The government has not said how long it will take to clear areas crushed by the wave, which is thought to have caused as much as $310 billion in damage.
It’s unclear how the rebuilding will be funded since the disaster slammed Japan’s economy just as it was beginning to emerge from a downward spiral. The International Monetary Fund’s World Economic Outlook released Monday forecast 1.4 percent economic growth this year, down 0.2 percentage point from the January forecast. Rebuilding should eventually spur growth, though, the forecast said.
With the school year starting this month and most of the homeless living in gyms, officials are facing pressure to move people quickly into temporary housing. But in places, temporary housing is a distant dream. And sometimes, even the shelters provide no haven.
At one dilapidated high school, the mayor of Minami Soma — a city pummeled by the wave and straddling the nuclear evacuation zone — told those sheltering there they would have to leave next week because of concerns about the soundness of the building.
Most took the bad news with resignation, but they know it means they’ll have to move farther away from their homes. For some, it feels like moving backward, rather than forward.

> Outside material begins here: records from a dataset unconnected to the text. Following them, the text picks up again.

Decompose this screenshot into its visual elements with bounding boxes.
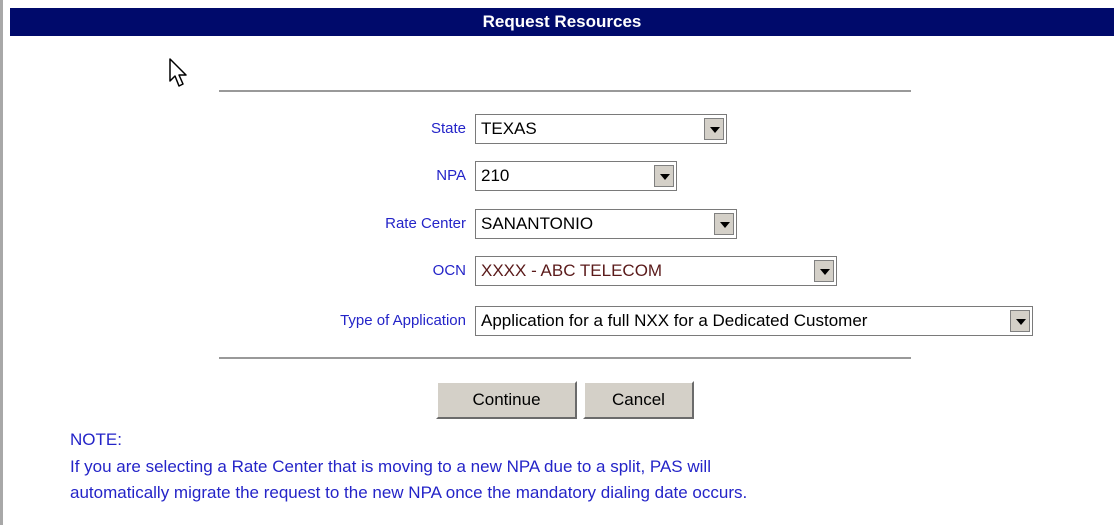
cancel-button[interactable]: Cancel — [583, 381, 694, 419]
state-value: TEXAS — [481, 119, 537, 138]
chevron-down-icon[interactable] — [704, 118, 724, 140]
chevron-down-icon[interactable] — [654, 165, 674, 187]
top-divider — [219, 90, 911, 92]
application-type-label: Type of Application — [340, 312, 466, 329]
note-line-2: automatically migrate the request to the… — [70, 483, 748, 502]
chevron-down-icon[interactable] — [714, 213, 734, 235]
state-select[interactable]: TEXAS — [475, 114, 727, 144]
rate-center-value: SANANTONIO — [481, 214, 594, 233]
ocn-select[interactable]: XXXX - ABC TELECOM — [475, 256, 837, 286]
rate-center-label: Rate Center — [385, 215, 466, 232]
ocn-label: OCN — [432, 262, 466, 279]
chevron-down-icon[interactable] — [814, 260, 834, 282]
continue-button[interactable]: Continue — [436, 381, 577, 419]
window-left-border — [0, 0, 3, 525]
npa-value: 210 — [481, 166, 510, 185]
application-type-value: Application for a full NXX for a Dedicat… — [481, 311, 868, 330]
note-heading: NOTE: — [70, 430, 122, 449]
chevron-down-icon[interactable] — [1010, 310, 1030, 332]
ocn-value: XXXX - ABC TELECOM — [481, 261, 663, 280]
page-title: Request Resources — [10, 8, 1114, 36]
mouse-pointer-icon — [169, 58, 187, 87]
application-type-select[interactable]: Application for a full NXX for a Dedicat… — [475, 306, 1033, 336]
npa-select[interactable]: 210 — [475, 161, 677, 191]
npa-label: NPA — [436, 167, 466, 184]
note-line-1: If you are selecting a Rate Center that … — [70, 457, 711, 476]
bottom-divider — [219, 357, 911, 359]
rate-center-select[interactable]: SANANTONIO — [475, 209, 737, 239]
state-label: State — [430, 120, 466, 137]
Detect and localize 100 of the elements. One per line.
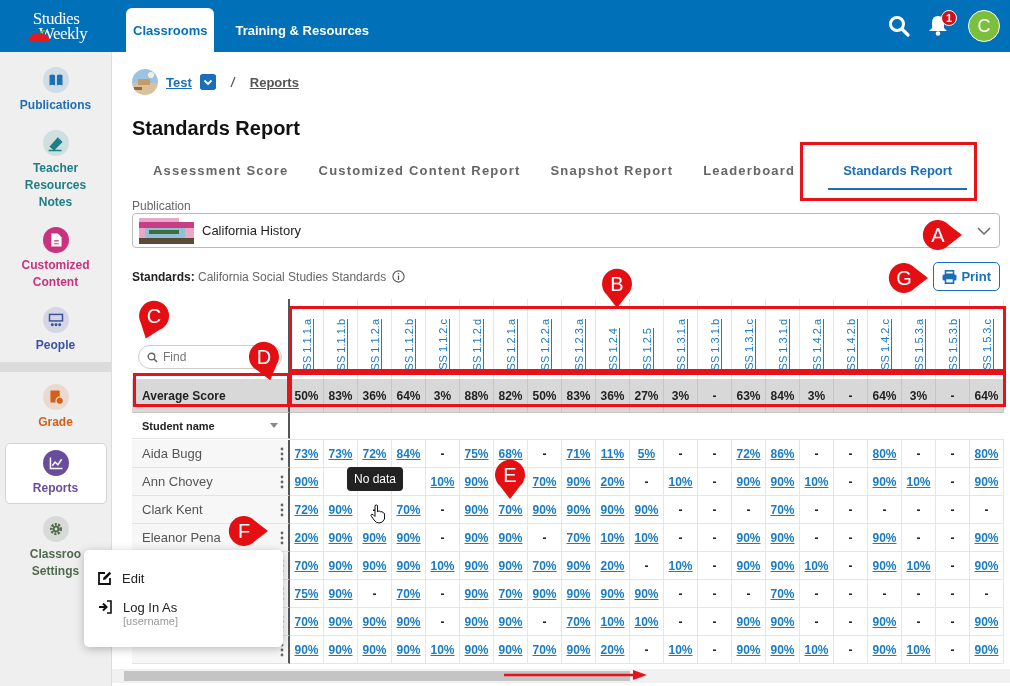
score-link[interactable]: 90%: [464, 642, 489, 657]
reports-link[interactable]: Reports: [249, 74, 299, 90]
score-link[interactable]: 90%: [974, 558, 999, 573]
score-link[interactable]: 90%: [294, 474, 319, 489]
score-link[interactable]: 90%: [294, 642, 319, 657]
bell-icon[interactable]: [928, 14, 948, 36]
score-link[interactable]: 10%: [804, 642, 829, 657]
score-link[interactable]: 10%: [430, 474, 455, 489]
score-link[interactable]: 10%: [600, 614, 625, 629]
score-link[interactable]: 90%: [566, 558, 591, 573]
score-link[interactable]: 90%: [736, 614, 761, 629]
more-icon[interactable]: [280, 446, 284, 461]
score-link[interactable]: 10%: [804, 558, 829, 573]
print-button[interactable]: Print: [933, 262, 1000, 291]
report-tab[interactable]: Standards Report: [828, 151, 968, 190]
score-link[interactable]: 90%: [464, 530, 489, 545]
score-link[interactable]: 90%: [396, 642, 421, 657]
score-link[interactable]: 20%: [600, 474, 625, 489]
score-link[interactable]: 10%: [906, 474, 931, 489]
score-link[interactable]: 73%: [294, 446, 319, 461]
score-link[interactable]: 90%: [464, 502, 489, 517]
score-link[interactable]: 90%: [362, 530, 387, 545]
score-link[interactable]: 90%: [464, 558, 489, 573]
score-link[interactable]: 90%: [328, 642, 353, 657]
score-link[interactable]: 72%: [362, 446, 387, 461]
score-link[interactable]: 70%: [396, 586, 421, 601]
score-link[interactable]: 5%: [637, 446, 656, 461]
more-icon[interactable]: [280, 530, 284, 545]
score-link[interactable]: 71%: [566, 446, 591, 461]
score-link[interactable]: 90%: [736, 530, 761, 545]
score-link[interactable]: 73%: [328, 446, 353, 461]
score-link[interactable]: 90%: [328, 586, 353, 601]
dropdown-icon[interactable]: [199, 74, 216, 90]
score-link[interactable]: 90%: [974, 474, 999, 489]
score-link[interactable]: 20%: [294, 530, 319, 545]
standard-link[interactable]: SS 1.3.1.c: [742, 319, 755, 370]
logo[interactable]: Studies Weekly: [0, 0, 112, 52]
score-link[interactable]: 90%: [872, 474, 897, 489]
score-link[interactable]: 70%: [770, 586, 795, 601]
score-link[interactable]: 10%: [430, 642, 455, 657]
menu-item[interactable]: Log In As [username]: [98, 599, 283, 627]
score-link[interactable]: 90%: [770, 474, 795, 489]
standard-link[interactable]: SS 1.2.4: [606, 327, 619, 370]
score-link[interactable]: 10%: [668, 642, 693, 657]
score-link[interactable]: 11%: [600, 446, 625, 461]
standard-link[interactable]: SS 1.1.2.c: [436, 319, 449, 370]
score-link[interactable]: 90%: [566, 502, 591, 517]
score-link[interactable]: 90%: [974, 642, 999, 657]
sidebar-item[interactable]: Publications: [4, 63, 107, 118]
score-link[interactable]: 90%: [328, 502, 353, 517]
score-link[interactable]: 90%: [498, 558, 523, 573]
score-link[interactable]: 70%: [566, 614, 591, 629]
score-link[interactable]: 90%: [464, 586, 489, 601]
standard-link[interactable]: SS 1.4.2.c: [878, 319, 891, 370]
score-link[interactable]: 90%: [974, 614, 999, 629]
score-link[interactable]: 90%: [974, 530, 999, 545]
score-link[interactable]: 90%: [464, 614, 489, 629]
score-link[interactable]: 90%: [634, 502, 659, 517]
score-link[interactable]: 72%: [294, 502, 319, 517]
score-link[interactable]: 90%: [770, 614, 795, 629]
score-link[interactable]: 90%: [328, 614, 353, 629]
score-link[interactable]: 20%: [600, 558, 625, 573]
info-icon[interactable]: [392, 270, 406, 283]
score-link[interactable]: 90%: [600, 502, 625, 517]
score-link[interactable]: 86%: [770, 446, 795, 461]
score-link[interactable]: 90%: [532, 586, 557, 601]
search-icon[interactable]: [888, 15, 910, 37]
score-link[interactable]: 20%: [600, 642, 625, 657]
score-link[interactable]: 90%: [464, 474, 489, 489]
sidebar-item[interactable]: People: [4, 303, 107, 358]
score-link[interactable]: 90%: [736, 558, 761, 573]
score-link[interactable]: 90%: [736, 474, 761, 489]
score-link[interactable]: 75%: [464, 446, 489, 461]
score-link[interactable]: 90%: [770, 558, 795, 573]
score-link[interactable]: 68%: [498, 446, 523, 461]
score-link[interactable]: 10%: [600, 530, 625, 545]
score-link[interactable]: 90%: [396, 530, 421, 545]
sidebar-item[interactable]: Teacher Resources Notes: [4, 126, 107, 215]
sort-icon[interactable]: [270, 423, 278, 428]
score-link[interactable]: 10%: [430, 558, 455, 573]
nav-tab[interactable]: Training & Resources: [228, 8, 377, 52]
score-link[interactable]: 72%: [736, 446, 761, 461]
score-link[interactable]: 10%: [668, 474, 693, 489]
nav-tab[interactable]: Classrooms: [126, 8, 215, 52]
chevron-icon[interactable]: [977, 225, 991, 236]
score-link[interactable]: 90%: [566, 474, 591, 489]
score-link[interactable]: 70%: [532, 474, 557, 489]
score-link[interactable]: 75%: [294, 586, 319, 601]
score-link[interactable]: 90%: [396, 558, 421, 573]
column-header[interactable]: Student name: [142, 419, 215, 432]
score-link[interactable]: 70%: [566, 530, 591, 545]
score-link[interactable]: 90%: [566, 642, 591, 657]
score-link[interactable]: 90%: [328, 530, 353, 545]
score-link[interactable]: 90%: [498, 614, 523, 629]
report-tab[interactable]: Snapshot Report: [535, 151, 689, 190]
more-icon[interactable]: [280, 474, 284, 489]
horizontal-scrollbar[interactable]: [112, 669, 1010, 683]
score-link[interactable]: 10%: [804, 474, 829, 489]
score-link[interactable]: 70%: [294, 614, 319, 629]
score-link[interactable]: 90%: [532, 502, 557, 517]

“I have a baby, and this is really hard on us,” said Aya Satake at the girls’ high school in Soma, which neighbors her hometown.
“I’m afraid of staying here, but I’m also nervous about leaving and starting over in a new place with strangers,” she said as she cradled her 1-year-old.
In all, nearly 190,000 people have fled their homes, the vast majority of whom are living in shelters, according to the national disaster agency. About 85,000 are from the cleared zone around the nuclear plant; their homes may be intact, but it’s not known when they’ll be able to return to them.
Yutaka Endo said he feels like his life has been put on hold because of the nuclear crisis.
He fled Minami Soma and has been living in a shelter in Fukushima city for three weeks with his family.
“I can’t make any plans because of the nuclear crisis. My home was fine, but I can’t go back there because it is in a restricted area,” said the 32-year-old who used to tend bar. “I need to find a new job and a place to live so that we can get out of here. But I can’t do anything until these zones are lifted.”
Ryokou Sasaki said he and his elderly parents are in the same position. They’ve applied for temporary shelters, and are waiting to hear back.
He recently moved back home — to the northeastern port city of Kamaishi — to help his parents’ with their fishing business.
“We’re not in a place yet where we can even think about rebuilding the business yet,” said the 40-year-old. “They seem to have given up.”